Maumere, Ekorantt.com – Pulau Koja Doi terbilang kecil bila dibandingkan dengan pulau-pulau berpenghuni lain di sekitar perairan Teluk Maumere. Meskipun begitu, namanya sudah terkenal sebagai salah satu destinasi wisata yang wajib dikunjungi wisatawan saat datang ke Maumere.
Salah satu spot terkenal di Koja Doi adalah jembatan batu sepanjang 680 meter, penghubung Pulau Besar di utara dan Pulau Koja Doi sendiri di selatan. Ada sejarah yang membaluti keindahan jembatan batu tersebut.
Bagi warga Pulau Koja Doi, jembatan batu purba adalah karya monumental. Dikatakan monumental, menurut tokoh masyarakat setempat, La Mane Untu, karena dikerjakan secara bergotong royong oleh warga.
La Mane bercerita bahwa awalnya masyarakat pulau Koja Doi mendayung perahu untuk menyeberang ke Pulau Besar. Mereka ke Pulau Besar karena semua fasilitas publik, baik sekolah maupun poliklinik desa ada di sana.
“Orang Bajo menamakan pulau ini Tukukaba artinya pulau Kelelawar sebab dulunya penuh dengan kelelawar. Sebelumnya ada Koja Gete sementara di depannya ada pulau kecil sehingga dinamakan Koja Doi yang artinya kenari kecil,” kata La Mane yang juga mantan kepala Desa Koja Doi beberapa waktu lalu.
Pembangunan jembatan batu, kisah La Mane, dimulai pada tahun 1979. Saat itu di Pulau Besar sedang ada serangan hama babi hutan yang merusak tanaman pertanian warga.
Untuk menumpas babi hutan, Dirinya meminta bantuan dan bersurat dan Bupati Sikka pun mengutus TNI AD Kodim 1603 Sikka.
“Selama seminggu tidak mendapatkan seekor babi pun. Mereka menemui saya dan mengatakan kalau bisa kami bantu kerja apa. Saya katakan, warga sudah lama ingin bangun jembatan batu,” ucapnya.
Tentara pun sepakat, sehingga dirinya mengumumkan kepada segenap warga di Pulau Besar dan Koja Doi yang masih merupakan sebuah desa.
Selama tiga minggu bekerja, pembangunan jembatan setinggi sekitar 1,5 meter dan lebar sekitar 1 meter rampung. Bebatuan diambil dari pesisir pantai Pulau Besar dan dari daratan. Bebatuan tersebut hanya disusun saja.
Pengerjaan dilanjutkan tahun 1983. Dananya menggunakan dana padat karya dari pemerintah pusat.
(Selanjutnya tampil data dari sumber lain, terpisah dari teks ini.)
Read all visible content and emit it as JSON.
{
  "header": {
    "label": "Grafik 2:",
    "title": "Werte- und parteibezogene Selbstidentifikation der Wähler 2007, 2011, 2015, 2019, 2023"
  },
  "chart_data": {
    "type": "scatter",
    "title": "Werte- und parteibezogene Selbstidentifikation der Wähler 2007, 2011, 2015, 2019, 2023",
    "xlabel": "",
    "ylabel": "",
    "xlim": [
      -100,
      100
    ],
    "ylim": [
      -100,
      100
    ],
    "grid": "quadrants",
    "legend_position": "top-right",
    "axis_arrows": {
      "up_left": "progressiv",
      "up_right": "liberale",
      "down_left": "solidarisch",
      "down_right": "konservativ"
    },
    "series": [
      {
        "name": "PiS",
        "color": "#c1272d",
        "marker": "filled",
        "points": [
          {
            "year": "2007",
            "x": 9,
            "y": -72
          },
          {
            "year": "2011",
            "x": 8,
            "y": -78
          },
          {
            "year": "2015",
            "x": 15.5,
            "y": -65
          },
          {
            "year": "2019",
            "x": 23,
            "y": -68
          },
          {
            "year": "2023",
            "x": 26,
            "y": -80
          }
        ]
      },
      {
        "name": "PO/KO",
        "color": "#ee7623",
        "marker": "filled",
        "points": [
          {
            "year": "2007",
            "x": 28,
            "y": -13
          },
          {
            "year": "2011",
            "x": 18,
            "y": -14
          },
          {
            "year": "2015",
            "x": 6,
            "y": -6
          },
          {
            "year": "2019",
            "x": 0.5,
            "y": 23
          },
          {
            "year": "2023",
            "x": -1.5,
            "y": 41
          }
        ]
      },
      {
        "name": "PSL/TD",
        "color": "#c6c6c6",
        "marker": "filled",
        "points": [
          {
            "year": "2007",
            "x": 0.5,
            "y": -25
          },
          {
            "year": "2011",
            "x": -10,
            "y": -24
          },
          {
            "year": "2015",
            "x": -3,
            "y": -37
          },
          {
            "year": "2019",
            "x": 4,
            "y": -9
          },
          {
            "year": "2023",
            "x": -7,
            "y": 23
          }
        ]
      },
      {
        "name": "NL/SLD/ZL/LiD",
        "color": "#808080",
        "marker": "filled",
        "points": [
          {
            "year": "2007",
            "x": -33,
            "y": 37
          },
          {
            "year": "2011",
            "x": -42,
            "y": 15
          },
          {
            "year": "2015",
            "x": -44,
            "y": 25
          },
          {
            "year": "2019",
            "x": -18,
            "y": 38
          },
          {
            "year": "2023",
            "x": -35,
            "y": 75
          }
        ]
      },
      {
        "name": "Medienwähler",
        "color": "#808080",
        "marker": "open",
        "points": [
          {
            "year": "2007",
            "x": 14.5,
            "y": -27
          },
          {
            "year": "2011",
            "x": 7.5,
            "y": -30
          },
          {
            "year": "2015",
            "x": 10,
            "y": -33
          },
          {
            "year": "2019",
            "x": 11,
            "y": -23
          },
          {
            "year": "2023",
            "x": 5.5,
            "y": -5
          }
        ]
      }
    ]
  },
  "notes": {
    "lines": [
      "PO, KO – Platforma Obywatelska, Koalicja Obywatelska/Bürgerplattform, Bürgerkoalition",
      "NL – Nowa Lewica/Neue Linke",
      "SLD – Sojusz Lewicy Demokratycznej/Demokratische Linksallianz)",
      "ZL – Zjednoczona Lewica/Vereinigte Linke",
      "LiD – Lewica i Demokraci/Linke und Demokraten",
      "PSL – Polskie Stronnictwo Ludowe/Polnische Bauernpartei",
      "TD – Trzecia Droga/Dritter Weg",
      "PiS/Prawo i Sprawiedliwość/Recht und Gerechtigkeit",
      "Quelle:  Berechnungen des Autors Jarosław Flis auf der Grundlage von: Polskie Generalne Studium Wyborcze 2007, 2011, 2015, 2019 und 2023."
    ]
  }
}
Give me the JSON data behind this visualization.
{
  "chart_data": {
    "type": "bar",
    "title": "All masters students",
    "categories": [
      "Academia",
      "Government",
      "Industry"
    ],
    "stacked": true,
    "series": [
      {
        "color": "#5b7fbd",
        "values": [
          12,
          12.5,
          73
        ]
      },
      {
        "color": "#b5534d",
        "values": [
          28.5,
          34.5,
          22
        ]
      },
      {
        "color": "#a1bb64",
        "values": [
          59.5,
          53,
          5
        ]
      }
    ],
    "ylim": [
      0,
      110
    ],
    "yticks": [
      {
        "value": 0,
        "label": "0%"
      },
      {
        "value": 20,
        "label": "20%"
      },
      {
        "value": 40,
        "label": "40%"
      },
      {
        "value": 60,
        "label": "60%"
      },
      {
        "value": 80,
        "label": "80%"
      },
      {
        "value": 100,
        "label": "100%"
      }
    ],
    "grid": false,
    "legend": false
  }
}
Pada pekerjaan kedua ini, masyarakat sendiri yang mengerjakannya.
“Kami tidak mengambil karang hidup dari laut tapi karang mati yang berada di tepi pantai dan daratan,” kata La Mane saat ditanyai adanya batu karang yang digunakan untuk bangun jembatan.
Kepala Desa Koja Doi, Hanawi sudah membuat perencanaan. Kata dia, untuk menahan bebatuan runtuh maka bagian pinggir bebatuan akan dibungkus dengan anyaman rotan.
“Kalau menggunakan semen maka mudah rusak tergerus ombak. Lebih baik pakairotan karena selain tahan air, juga unik dan menggunakan bahan alam,” ucapnya.
Selanjutnya, Pemkab Sikka memberikan bantuan untuk pembangunan jembatan unik ini pada tahun 2014. Uniknya, saat air laut pasang, orang yang menyeberang seperti berjalan di atas air karena jembatan tertutup air laut.
Hanawi mengatakan, salah seorang wisatawan dari Jakarta pernah meminta agar jembatan batu disemen atau diaspal. Meskipun sang wisatawan membantu semen, pihak desa dan masyarakat bersikeras menolak.
“Jembatan batu ini unik dan jarang ada jembatan batu di dunia sepanjang ini. Jembatan ini yang membuat Koja Doi terkenal dan merupakan warisan sejarah,” ucap Hanawi.